The fallout of WeWork’s first attempt at going public and the ousting of its outspoken co-founder Adam Neumann are by now well known, as are the serious losses that the company caused for its venture capitalists like SoftBank.
Since going public via a SPAC merger last year, WeWork is still operating at a deficit and reported a net loss of over $844 million in the third quarter of 2021.
For the company’s real estate partners like New York-based Rudin Management, which leased approximately half a million square feet to WeWork so they could build coworking offices, it is unclear whether or not WeWork has kept up with its payments.

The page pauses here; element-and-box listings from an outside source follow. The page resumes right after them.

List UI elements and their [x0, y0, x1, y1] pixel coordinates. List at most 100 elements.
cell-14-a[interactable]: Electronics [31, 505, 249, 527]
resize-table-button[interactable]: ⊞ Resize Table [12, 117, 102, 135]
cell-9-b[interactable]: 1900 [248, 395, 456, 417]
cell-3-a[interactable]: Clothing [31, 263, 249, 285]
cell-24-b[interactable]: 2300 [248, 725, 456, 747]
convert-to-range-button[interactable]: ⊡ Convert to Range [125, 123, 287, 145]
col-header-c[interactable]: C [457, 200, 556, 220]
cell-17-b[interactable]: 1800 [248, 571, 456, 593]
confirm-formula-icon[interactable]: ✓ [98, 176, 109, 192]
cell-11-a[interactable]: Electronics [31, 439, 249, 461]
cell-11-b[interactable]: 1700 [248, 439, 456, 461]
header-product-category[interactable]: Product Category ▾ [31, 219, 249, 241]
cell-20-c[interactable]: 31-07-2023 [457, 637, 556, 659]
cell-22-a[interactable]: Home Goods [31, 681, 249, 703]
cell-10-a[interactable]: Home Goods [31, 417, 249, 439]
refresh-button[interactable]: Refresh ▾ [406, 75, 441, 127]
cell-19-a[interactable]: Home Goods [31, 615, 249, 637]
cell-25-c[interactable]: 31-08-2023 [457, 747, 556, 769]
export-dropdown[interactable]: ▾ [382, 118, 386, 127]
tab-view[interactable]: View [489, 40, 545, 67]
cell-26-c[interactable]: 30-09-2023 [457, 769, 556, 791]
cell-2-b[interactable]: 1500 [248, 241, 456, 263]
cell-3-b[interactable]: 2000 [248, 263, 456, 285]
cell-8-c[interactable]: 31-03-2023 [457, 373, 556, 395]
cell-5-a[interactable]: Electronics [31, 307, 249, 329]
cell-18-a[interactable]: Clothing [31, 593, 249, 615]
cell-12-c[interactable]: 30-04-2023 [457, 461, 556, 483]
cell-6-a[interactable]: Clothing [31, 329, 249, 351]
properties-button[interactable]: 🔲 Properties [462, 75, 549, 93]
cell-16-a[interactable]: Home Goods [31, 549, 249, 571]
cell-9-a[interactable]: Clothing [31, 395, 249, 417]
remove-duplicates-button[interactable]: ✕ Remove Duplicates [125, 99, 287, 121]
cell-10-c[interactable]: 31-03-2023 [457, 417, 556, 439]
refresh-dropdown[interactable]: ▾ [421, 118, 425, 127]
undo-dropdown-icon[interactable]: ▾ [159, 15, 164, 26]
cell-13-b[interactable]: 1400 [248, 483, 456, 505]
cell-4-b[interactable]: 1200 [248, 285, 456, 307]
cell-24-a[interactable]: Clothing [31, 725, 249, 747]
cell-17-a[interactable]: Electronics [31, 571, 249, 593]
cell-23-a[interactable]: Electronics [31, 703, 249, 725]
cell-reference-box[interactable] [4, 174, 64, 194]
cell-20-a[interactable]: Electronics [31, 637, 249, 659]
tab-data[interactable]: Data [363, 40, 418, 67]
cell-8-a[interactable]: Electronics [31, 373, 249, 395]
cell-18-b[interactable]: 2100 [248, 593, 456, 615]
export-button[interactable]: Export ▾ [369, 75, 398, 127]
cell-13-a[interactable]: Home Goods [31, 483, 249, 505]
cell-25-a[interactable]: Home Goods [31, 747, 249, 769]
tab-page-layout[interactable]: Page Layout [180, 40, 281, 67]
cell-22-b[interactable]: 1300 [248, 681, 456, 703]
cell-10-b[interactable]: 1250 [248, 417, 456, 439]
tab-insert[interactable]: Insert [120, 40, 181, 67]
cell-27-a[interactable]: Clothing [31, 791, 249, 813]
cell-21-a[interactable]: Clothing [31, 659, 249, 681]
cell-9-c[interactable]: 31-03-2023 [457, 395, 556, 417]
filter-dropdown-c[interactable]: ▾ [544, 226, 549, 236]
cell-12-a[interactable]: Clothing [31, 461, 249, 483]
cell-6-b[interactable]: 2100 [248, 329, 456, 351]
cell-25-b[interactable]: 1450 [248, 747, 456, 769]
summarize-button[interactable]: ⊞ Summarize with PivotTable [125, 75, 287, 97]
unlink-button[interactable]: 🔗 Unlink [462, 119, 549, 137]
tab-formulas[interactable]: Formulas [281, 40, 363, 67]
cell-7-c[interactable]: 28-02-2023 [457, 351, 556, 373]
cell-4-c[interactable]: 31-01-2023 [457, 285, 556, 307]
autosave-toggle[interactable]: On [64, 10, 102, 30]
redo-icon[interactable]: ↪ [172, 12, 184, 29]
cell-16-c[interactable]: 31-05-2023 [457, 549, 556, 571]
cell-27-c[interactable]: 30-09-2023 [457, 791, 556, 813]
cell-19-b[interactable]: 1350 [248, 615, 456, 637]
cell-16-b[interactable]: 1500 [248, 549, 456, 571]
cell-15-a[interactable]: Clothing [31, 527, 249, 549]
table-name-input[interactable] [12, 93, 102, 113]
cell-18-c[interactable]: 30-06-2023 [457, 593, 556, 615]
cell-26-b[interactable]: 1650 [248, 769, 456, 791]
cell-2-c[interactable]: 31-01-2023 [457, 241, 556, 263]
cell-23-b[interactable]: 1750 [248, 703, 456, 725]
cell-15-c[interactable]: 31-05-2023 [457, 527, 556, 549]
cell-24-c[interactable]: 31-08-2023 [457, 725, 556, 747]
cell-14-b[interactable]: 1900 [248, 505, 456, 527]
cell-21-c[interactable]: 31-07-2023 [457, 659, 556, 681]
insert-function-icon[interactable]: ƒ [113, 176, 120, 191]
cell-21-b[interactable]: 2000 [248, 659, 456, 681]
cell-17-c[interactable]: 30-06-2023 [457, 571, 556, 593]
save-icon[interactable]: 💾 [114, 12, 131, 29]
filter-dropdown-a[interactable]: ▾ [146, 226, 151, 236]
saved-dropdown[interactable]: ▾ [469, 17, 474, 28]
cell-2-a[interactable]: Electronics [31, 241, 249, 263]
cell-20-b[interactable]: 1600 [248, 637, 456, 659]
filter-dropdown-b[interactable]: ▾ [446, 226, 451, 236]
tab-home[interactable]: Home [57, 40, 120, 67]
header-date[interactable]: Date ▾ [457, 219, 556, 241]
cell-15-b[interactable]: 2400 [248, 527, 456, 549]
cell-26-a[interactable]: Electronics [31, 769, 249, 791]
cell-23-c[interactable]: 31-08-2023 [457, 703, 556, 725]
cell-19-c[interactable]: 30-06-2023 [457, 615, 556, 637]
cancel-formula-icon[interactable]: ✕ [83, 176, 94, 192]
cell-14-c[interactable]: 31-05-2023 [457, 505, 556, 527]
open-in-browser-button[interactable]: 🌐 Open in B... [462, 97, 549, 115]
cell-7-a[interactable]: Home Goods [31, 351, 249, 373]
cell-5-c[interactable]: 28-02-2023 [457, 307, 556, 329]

Though its original investment in WeWork may have imploded, Rudin Management’s venture investing arm, Rudin Ventures, is taking another chance on coworking. According to Fortune, Rudin Ventures announced it is joining a $9.6 million seed funding round for Daybase, a startup consisting of seven ex-WeWork employees that want to create and scale a new hybrid coworking company.
CEO Joel Steinhaus, COO Doug Chambers, and Daybase’s other co-founders—all of whom worked for WeWork’s enterprise business and catered to its larger clients—plan to use the funding to build out technology, hire more corporate staff, and launch a hybrid workspace model that will target the suburbs.
Rudin is one of three real estate companies that are investing in Daybase, alongside the VC firms True Ventures, Company Ventures, and Good Friends.
“Working from home was not a uniform experience for everyone,” Steinhaus told Fortune. “I think the pandemic created a clear need for a third place… between going into a hub office and working from home.”
In January, the startup opened its first location in Hoboken, New Jersey and plans to target ground-floor retail spaces within densely populated neighborhoods. Rather than operating in urban city centers, the Daybase team wants to focus on residential areas where commuting is hard.
Unlike WeWork, Daybase has received approval to be a franchisor, offering local entrepreneurs the opportunity to front the capital and be in control of a space while paying Daybase a licensing fee for use of their marketing and branding, floor plan models, and technology.
In addition to Hoboken, Daybase is aiming to open two more spaces in Westfield, New Jersey, and Harrison, New York by the end of 2022. In the next 12 to 14 months, the startup will then begin opening franchise locations.
Currently, the new coworking company has close to 300 members. Professionals wanting to use Daybase can either walk in or pay for a membership, which starts at $50 per month and includes access to coffee, tea, and general coworking. For $199 per month, members gain credits to use for meeting rooms and dedicated desks.
Daybase will join already-established franchise coworking companies such as International Workplace Group (IWG) and Office Evolution, which have found success in this model. Hopefully, the startup’s alternate capitalization model will lead to sustainable growth with former staffers of WeWork’s successful enterprise segment leading the way.